OHS Canada Magazine

Tax Court ruling says defrauded foreign workers in Quebec eligible for EI

May 29, 2019
By The Canadian Press
Compliance & Enforcement Human Resources employment insurance Labour/employment migrant workers Quebec

MONTREAL – Advocates are hailing a recent Tax Court of Canada decision that recognizes the rights of migrant workers in Quebec to qualify for employment insurance even if they don’t have a valid work permit.

The decision rendered this month stems from a case brought by a group of 18 temporary workers from Guatemala who had appealed an initial ruling that their earnings weren’t insurable.

That’s because the workers – recruited through the Temporary Foreign Worker Program – were victims of fraud perpetrated by employment firms in Quebec that wrongly told them they could work for different employers.

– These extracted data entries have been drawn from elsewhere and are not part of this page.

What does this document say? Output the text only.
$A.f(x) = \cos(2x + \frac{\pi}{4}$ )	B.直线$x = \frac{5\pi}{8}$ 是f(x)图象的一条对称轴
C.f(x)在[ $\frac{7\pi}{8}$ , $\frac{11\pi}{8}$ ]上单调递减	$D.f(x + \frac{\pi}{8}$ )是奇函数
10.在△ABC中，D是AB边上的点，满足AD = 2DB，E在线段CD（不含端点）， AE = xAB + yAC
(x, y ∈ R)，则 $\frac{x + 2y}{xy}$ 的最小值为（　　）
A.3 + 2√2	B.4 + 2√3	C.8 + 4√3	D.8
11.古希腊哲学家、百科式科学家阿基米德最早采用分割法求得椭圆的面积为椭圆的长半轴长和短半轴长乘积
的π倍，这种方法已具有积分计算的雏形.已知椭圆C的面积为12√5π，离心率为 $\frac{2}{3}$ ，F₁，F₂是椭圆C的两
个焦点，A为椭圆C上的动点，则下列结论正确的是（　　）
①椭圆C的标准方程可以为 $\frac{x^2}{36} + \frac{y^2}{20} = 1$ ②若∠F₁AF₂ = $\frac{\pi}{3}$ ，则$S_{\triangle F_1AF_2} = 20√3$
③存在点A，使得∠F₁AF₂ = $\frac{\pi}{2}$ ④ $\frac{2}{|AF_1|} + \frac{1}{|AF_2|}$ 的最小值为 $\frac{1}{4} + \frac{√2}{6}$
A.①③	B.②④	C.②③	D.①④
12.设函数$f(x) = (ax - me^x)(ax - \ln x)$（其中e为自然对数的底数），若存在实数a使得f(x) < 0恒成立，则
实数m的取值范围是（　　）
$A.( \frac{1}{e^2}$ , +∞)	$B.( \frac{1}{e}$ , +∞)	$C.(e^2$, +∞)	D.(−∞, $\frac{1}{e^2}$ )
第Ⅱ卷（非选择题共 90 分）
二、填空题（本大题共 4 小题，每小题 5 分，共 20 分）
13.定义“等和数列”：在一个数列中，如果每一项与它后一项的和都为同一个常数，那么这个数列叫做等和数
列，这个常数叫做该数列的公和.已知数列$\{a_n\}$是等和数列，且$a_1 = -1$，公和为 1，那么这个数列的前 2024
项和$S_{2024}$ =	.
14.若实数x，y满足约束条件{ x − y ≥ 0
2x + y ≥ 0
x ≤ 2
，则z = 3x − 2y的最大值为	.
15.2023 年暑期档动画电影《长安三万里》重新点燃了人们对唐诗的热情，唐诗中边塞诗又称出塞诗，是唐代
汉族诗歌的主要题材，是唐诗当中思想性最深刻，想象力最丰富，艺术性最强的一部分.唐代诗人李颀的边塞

Typically, workers arriving from abroad must work for the company indicated in their documentation. In this case, the employer didn’t respect the terms laid out in the permit, leaving workers scrambling to find other work.

The Canada Revenue Agency had considered those hours weren’t insurable, since they didn’t work for the companies indicated in their permits.


But the May 10 ruling says that work is in fact insurable under the law, given the state’s obligation to guarantee social security for all workers.

Judge Alain Tardif wrote that while his focus was the issue EI eligibility, it was clear the Guatemalans were “victims of an unscrupulous organization whose sole purpose was to enrich itself on the backs of poor … destitute and quite vulnerable people.”

Tardif added in a complex, 48-page ruling that the 18 had hoped to improve the lives of their families, and he urged the government to do more to ensure their well-being.

“On this issue … it seems to me totally unacceptable to leave such seasonal workers to themselves,” Tardif wrote. “It is urgent and imperative for the state to set up an organization with the necessary resources to reach all seasonal workers or at least prepare a written kit in the language of those concerned to enable them to know their rights and obligations, thus enabling seasonal workers to get answers to their problems or concerns before they arrive, upon arrival and throughout their stay in Canada.”

In the rest of the country, a Federal Court of Appeal ruling in 1998 dealt with the issue and there has since been roughly two decades of case law to back it up.

But in Quebec, a lawyer who represented the temporary workers said, the rules had been interpreted differently under the province’s civil code.

“Even though it’s employment insurance and it’s federal jurisdiction, in Quebec they are still interpreting the notion of labour contract in a way that is specific to civil law instead of common law,” Richard-Alexandre Laniel of the Association of Progressive Jurists said.

“What happened with this decision is that the judge decided in a civil law context, we can determine in certain circumstances that migrant workers who don’t have a valid work permit can still make their hours worked insurable within the employment insurance law.”

Advocates have called for an end to the practice of issuing closed work permits, which restricts a worker to a single employer. That provision, along with language barriers and concerns about job loss, leave foreign employees reluctant to file complaints.

Thousands of migrant workers make their way to Quebec each year.

“It’s a bit soon to determine what will be the impact of this decision on CRA practices,” Laniel said.”`But we think they should have a more flexible approach regarding migrant workers.”

Federal government lawyers have 30 days to appeal. They did not immediately reply to an email seeking comment.